0

I am writing a C program for Linux that reads and writes to files on an NFS server. The share is mounted hard; attempts to access it will block indefinitely until they work. Having my program block indefinitely is bad; it is still capable of doing useful work even if the files are unavailable. Remounting the share soft is not an option.

Having two processes, one of which does work and won't block, and another that handles file IO and might block is an option, but would constitute a Major Change. I'd like to avoid that. Really, I want to say, "I know that you're hard mounted so that naive programs can pretend you're a highly reliable local disk.
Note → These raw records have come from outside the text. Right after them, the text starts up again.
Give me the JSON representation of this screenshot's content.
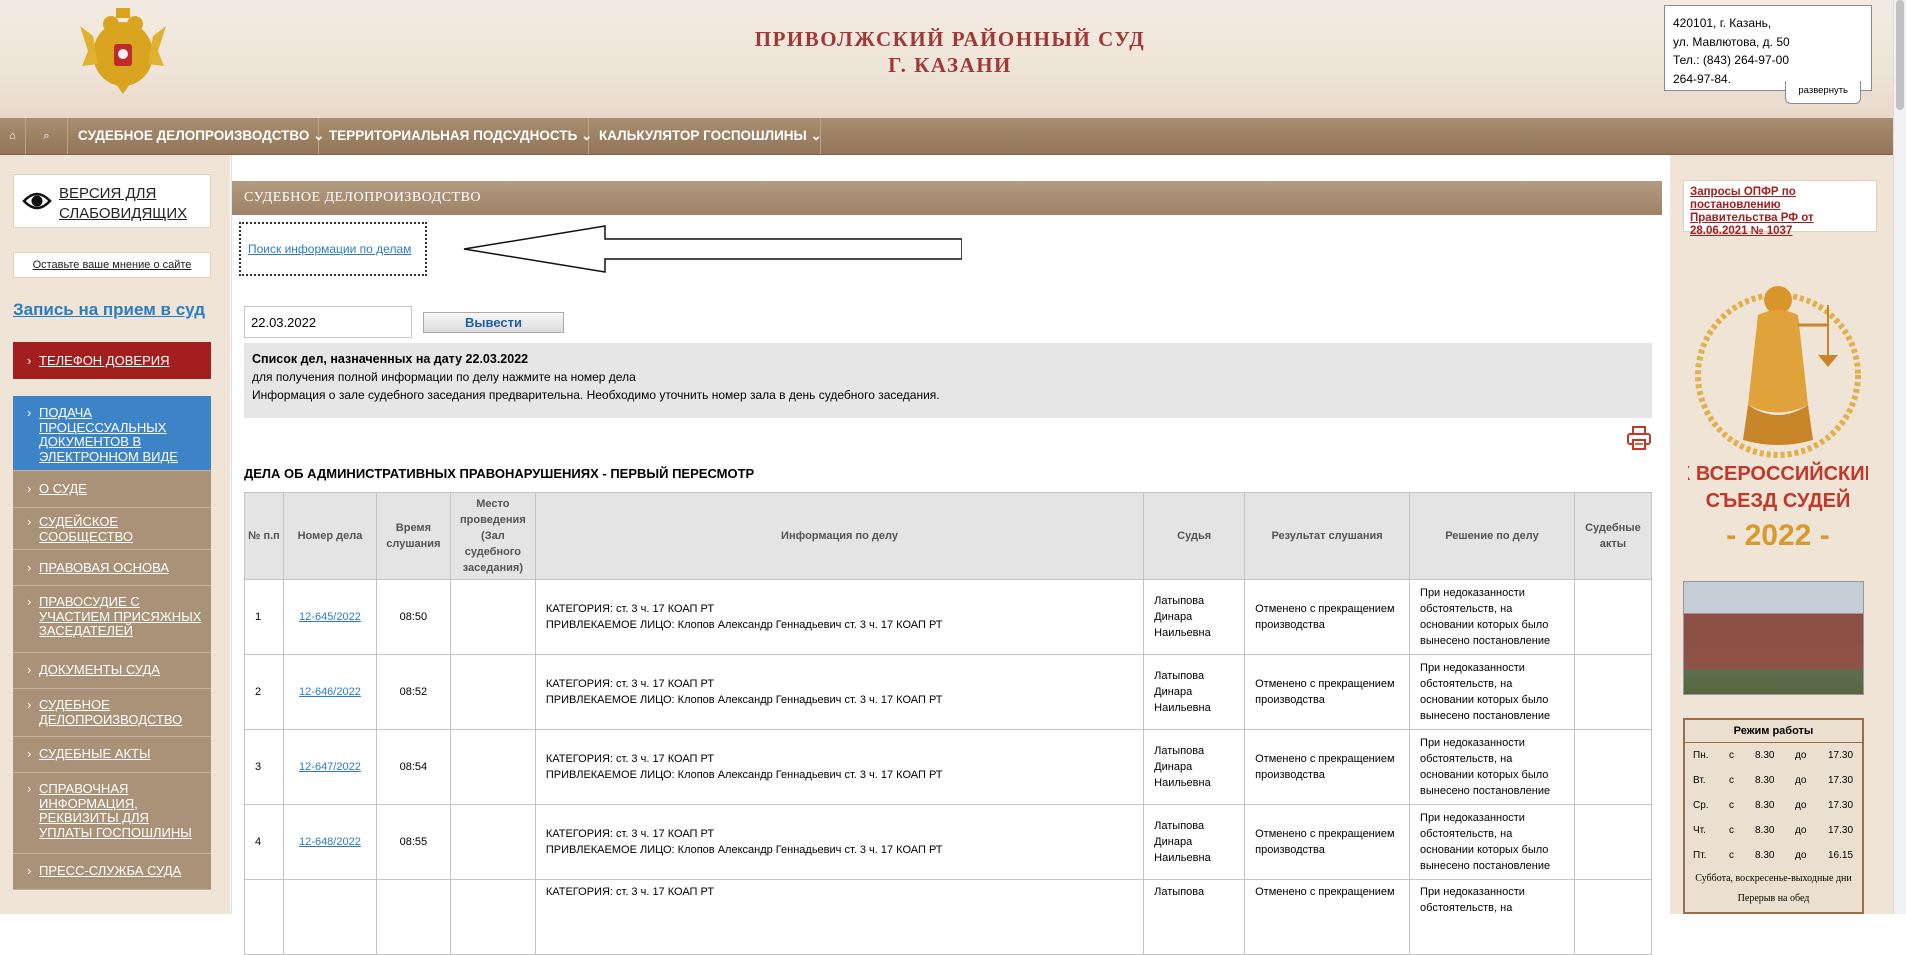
{
  "header": {
    "title_line1": "ПРИВОЛЖСКИЙ РАЙОННЫЙ СУД",
    "title_line2": "Г. КАЗАНИ",
    "address": [
      "420101, г. Казань,",
      "ул. Мавлютова, д. 50",
      "Тел.: (843) 264-97-00",
      "264-97-84."
    ],
    "expand_label": "развернуть"
  },
  "nav": {
    "home_icon": "⌂",
    "search_icon": "⌕",
    "items": [
      "СУДЕБНОЕ ДЕЛОПРОИЗВОДСТВО ⌄",
      "ТЕРРИТОРИАЛЬНАЯ ПОДСУДНОСТЬ ⌄",
      "КАЛЬКУЛЯТОР ГОСПОШЛИНЫ ⌄"
    ]
  },
  "sidebar": {
    "vision_line1": "ВЕРСИЯ ДЛЯ",
    "vision_line2": "СЛАБОВИДЯЩИХ",
    "feedback": "Оставьте ваше мнение о сайте",
    "appointment": "Запись на прием в суд",
    "hotline": "ТЕЛЕФОН ДОВЕРИЯ",
    "menu": [
      "ПОДАЧА ПРОЦЕССУАЛЬНЫХ ДОКУМЕНТОВ В ЭЛЕКТРОННОМ ВИДЕ",
      "О СУДЕ",
      "СУДЕЙСКОЕ СООБЩЕСТВО",
      "ПРАВОВАЯ ОСНОВА",
      "ПРАВОСУДИЕ С УЧАСТИЕМ ПРИСЯЖНЫХ ЗАСЕДАТЕЛЕЙ",
      "ДОКУМЕНТЫ СУДА",
      "СУДЕБНОЕ ДЕЛОПРОИЗВОДСТВО",
      "СУДЕБНЫЕ АКТЫ",
      "СПРАВОЧНАЯ ИНФОРМАЦИЯ, РЕКВИЗИТЫ ДЛЯ УПЛАТЫ ГОСПОШЛИНЫ",
      "ПРЕСС-СЛУЖБА СУДА"
    ]
  },
  "main": {
    "section_header": "СУДЕБНОЕ ДЕЛОПРОИЗВОДСТВО",
    "search_link": "Поиск информации по делам",
    "date_value": "22.03.2022",
    "show_button": "Вывести",
    "info_title": "Список дел, назначенных на дату 22.03.2022",
    "info_line1": "для получения полной информации по делу нажмите на номер дела",
    "info_line2": "Информация о зале судебного заседания предварительна. Необходимо уточнить номер зала в день судебного заседания.",
    "case_section_title": "ДЕЛА ОБ АДМИНИСТРАТИВНЫХ ПРАВОНАРУШЕНИЯХ - ПЕРВЫЙ ПЕРЕСМОТР"
  },
  "table": {
    "headers": {
      "num": "№ п.п",
      "case_number": "Номер дела",
      "time": "Время слушания",
      "place": "Место проведения (Зал судебного заседания)",
      "info": "Информация по делу",
      "judge": "Судья",
      "result": "Результат слушания",
      "decision": "Решение по делу",
      "acts": "Судебные акты"
    },
    "rows": [
      {
        "num": "1",
        "case": "12-645/2022",
        "time": "08:50",
        "place": "",
        "category": "КАТЕГОРИЯ: ст. 3 ч. 17 КОАП РТ",
        "person": "ПРИВЛЕКАЕМОЕ ЛИЦО: Клопов Александр Геннадьевич ст. 3 ч. 17 КОАП РТ",
        "judge": "Латыпова Динара Наильевна",
        "result": "Отменено с прекращением производства",
        "decision": "При недоказанности обстоятельств, на основании которых было вынесено постановление",
        "acts": ""
      },
      {
        "num": "2",
        "case": "12-646/2022",
        "time": "08:52",
        "place": "",
        "category": "КАТЕГОРИЯ: ст. 3 ч. 17 КОАП РТ",
        "person": "ПРИВЛЕКАЕМОЕ ЛИЦО: Клопов Александр Геннадьевич ст. 3 ч. 17 КОАП РТ",
        "judge": "Латыпова Динара Наильевна",
        "result": "Отменено с прекращением производства",
        "decision": "При недоказанности обстоятельств, на основании которых было вынесено постановление",
        "acts": ""
      },
      {
        "num": "3",
        "case": "12-647/2022",
        "time": "08:54",
        "place": "",
        "category": "КАТЕГОРИЯ: ст. 3 ч. 17 КОАП РТ",
        "person": "ПРИВЛЕКАЕМОЕ ЛИЦО: Клопов Александр Геннадьевич ст. 3 ч. 17 КОАП РТ",
        "judge": "Латыпова Динара Наильевна",
        "result": "Отменено с прекращением производства",
        "decision": "При недоказанности обстоятельств, на основании которых было вынесено постановление",
        "acts": ""
      },
      {
        "num": "4",
        "case": "12-648/2022",
        "time": "08:55",
        "place": "",
        "category": "КАТЕГОРИЯ: ст. 3 ч. 17 КОАП РТ",
        "person": "ПРИВЛЕКАЕМОЕ ЛИЦО: Клопов Александр Геннадьевич ст. 3 ч. 17 КОАП РТ",
        "judge": "Латыпова Динара Наильевна",
        "result": "Отменено с прекращением производства",
        "decision": "При недоказанности обстоятельств, на основании которых было вынесено постановление",
        "acts": ""
      },
      {
        "num": "",
        "case": "",
        "time": "",
        "place": "",
        "category": "КАТЕГОРИЯ: ст. 3 ч. 17 КОАП РТ",
        "person": "",
        "judge": "Латыпова",
        "result": "Отменено с прекращением",
        "decision": "При недоказанности обстоятельств, на",
        "acts": ""
      }
    ]
  },
  "right": {
    "opfr_link": "Запросы ОПФР по постановлению Правительства РФ от 28.06.2021 № 1037",
    "congress_line1": "X ВСЕРОССИЙСКИЙ",
    "congress_line2": "СЪЕЗД СУДЕЙ",
    "congress_year": "- 2022 -",
    "hours_title": "Режим работы",
    "hours": [
      {
        "day": "Пн.",
        "from_word": "с",
        "from": "8.30",
        "to_word": "до",
        "to": "17.30"
      },
      {
        "day": "Вт.",
        "from_word": "с",
        "from": "8.30",
        "to_word": "до",
        "to": "17.30"
      },
      {
        "day": "Ср.",
        "from_word": "с",
        "from": "8.30",
        "to_word": "до",
        "to": "17.30"
      },
      {
        "day": "Чт.",
        "from_word": "с",
        "from": "8.30",
        "to_word": "до",
        "to": "17.30"
      },
      {
        "day": "Пт.",
        "from_word": "с",
        "from": "8.30",
        "to_word": "до",
        "to": "16.15"
      }
    ],
    "hours_note1": "Суббота, воскресенье-выходные дни",
    "hours_note2": "Перерыв на обед"
  },
  "colors": {
    "title_red": "#a03838",
    "nav_brown": "#a88d6f",
    "link_blue": "#2a7dc2",
    "hotline_red": "#a31e1e",
    "menu_blue": "#3d83c8",
    "menu_brown": "#a99277"
  }
}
But I know better and I am prepared to cope with any access failing, similar to the behavior if you were soft mounted." So:

In C, how can I access files on a hard-mounted NFS share, getting errors if the server is unavailable instead of blocking indefinitely?

I can run as root if necessary, but would prefer not. Using root to remount the share is right out. I can potentially rely on new features, but the further back support goes the better.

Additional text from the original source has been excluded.